I asked him what it was like channeling Benjamin Franklin.

Bravo glanced off into the shadowed courtyard, where a mom and three small kids were cooling off with ice cream cones, chattering like magpies. My eyes followed his.

He grew visibly emotional. 

“Let me tell you, it’s simply… wonderful. Next to my wife and children, being Ben Franklin is the most meaningful thing in my life.”

He told me how he met Eleanor many decades ago in the first of their many musical performances together, a major production of Oliver.

“Like America itself, we’ve weathered the ups-and-downs of life with lots of grace from the Almighty and a good sense of humor. As Ben Franklin himself observed, both are essential qualities for guiding a marriage or shaping a new country.” 

Looking back, my hour with the man who was Ben Franklin proved the most memorable conversation of more than 100 interviews I conducted along the Great Wagon Road. 

He even suggested that I drop by Betsy Ross’s shop over on Arch Street to buy a replica of the young nation’s first flag as a symbol of the birth of America.

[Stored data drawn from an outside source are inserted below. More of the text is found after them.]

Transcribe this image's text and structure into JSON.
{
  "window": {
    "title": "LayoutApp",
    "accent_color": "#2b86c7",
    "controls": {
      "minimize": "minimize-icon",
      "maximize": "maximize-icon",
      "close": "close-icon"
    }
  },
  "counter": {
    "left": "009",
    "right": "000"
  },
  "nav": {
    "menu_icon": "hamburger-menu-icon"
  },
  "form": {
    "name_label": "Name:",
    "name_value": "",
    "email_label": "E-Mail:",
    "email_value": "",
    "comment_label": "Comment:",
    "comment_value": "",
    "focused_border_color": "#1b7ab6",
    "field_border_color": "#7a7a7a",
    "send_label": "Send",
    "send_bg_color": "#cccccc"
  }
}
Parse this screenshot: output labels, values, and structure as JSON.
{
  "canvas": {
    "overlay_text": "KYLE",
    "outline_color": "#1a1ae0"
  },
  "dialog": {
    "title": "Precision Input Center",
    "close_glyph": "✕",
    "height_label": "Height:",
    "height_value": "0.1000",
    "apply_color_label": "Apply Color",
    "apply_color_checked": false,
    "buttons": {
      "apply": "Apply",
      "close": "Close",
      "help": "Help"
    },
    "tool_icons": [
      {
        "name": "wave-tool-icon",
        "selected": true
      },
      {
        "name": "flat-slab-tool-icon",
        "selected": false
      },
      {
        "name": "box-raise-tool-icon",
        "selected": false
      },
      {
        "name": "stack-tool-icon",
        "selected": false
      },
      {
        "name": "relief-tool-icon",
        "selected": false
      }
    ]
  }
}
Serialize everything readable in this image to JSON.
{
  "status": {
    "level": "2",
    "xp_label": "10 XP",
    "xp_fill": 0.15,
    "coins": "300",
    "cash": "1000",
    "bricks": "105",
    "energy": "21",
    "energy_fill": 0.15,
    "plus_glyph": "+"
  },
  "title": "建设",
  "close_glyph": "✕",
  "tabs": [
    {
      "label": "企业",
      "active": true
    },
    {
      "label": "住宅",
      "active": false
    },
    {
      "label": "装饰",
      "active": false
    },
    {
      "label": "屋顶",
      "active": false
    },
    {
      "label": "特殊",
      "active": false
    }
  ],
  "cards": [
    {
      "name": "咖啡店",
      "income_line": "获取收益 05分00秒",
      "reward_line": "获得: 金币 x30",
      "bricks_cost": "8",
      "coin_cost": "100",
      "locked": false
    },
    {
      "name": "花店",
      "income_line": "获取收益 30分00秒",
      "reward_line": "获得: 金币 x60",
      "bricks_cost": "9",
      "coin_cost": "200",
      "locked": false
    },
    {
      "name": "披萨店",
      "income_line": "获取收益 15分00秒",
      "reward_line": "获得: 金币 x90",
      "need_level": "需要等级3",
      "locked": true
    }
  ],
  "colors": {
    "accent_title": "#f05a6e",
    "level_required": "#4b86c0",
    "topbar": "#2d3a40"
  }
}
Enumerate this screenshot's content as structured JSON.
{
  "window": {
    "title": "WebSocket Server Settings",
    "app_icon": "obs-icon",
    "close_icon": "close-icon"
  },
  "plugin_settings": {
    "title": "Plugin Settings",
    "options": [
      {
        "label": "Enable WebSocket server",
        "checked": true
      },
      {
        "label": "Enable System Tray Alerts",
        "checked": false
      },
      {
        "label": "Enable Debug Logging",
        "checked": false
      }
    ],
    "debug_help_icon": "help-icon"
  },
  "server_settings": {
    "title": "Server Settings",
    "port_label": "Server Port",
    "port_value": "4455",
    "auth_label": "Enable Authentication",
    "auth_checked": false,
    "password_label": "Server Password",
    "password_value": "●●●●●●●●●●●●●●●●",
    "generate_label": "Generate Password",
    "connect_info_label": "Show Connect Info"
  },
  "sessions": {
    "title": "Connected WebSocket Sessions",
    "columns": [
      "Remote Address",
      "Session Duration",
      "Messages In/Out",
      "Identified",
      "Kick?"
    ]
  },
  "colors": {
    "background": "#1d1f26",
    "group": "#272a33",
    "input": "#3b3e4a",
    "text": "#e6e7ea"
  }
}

Over the next five years, I carried this beautiful Ross flag down the road of my ancestors. With its red-and-white stripes and circle of thirteen stars, it was the only purchase I made during my entire 800-mile journey.

To celebrate publication of my Wagon Road adventure this month, my Betsy Ross flag will proudly hang in front of my house for the first time, a gesture of gratitude to the dozens of inspiring fellow Americans I met on my long journey of awakening. 

It will also hang in memory of my dear friend, Ben Franklin Bravo, my first interview on the Great Wagon Road, who died in January 2022.

I understand that Eleanor sang “Where is Love?” to him from their first musical together as he passed away.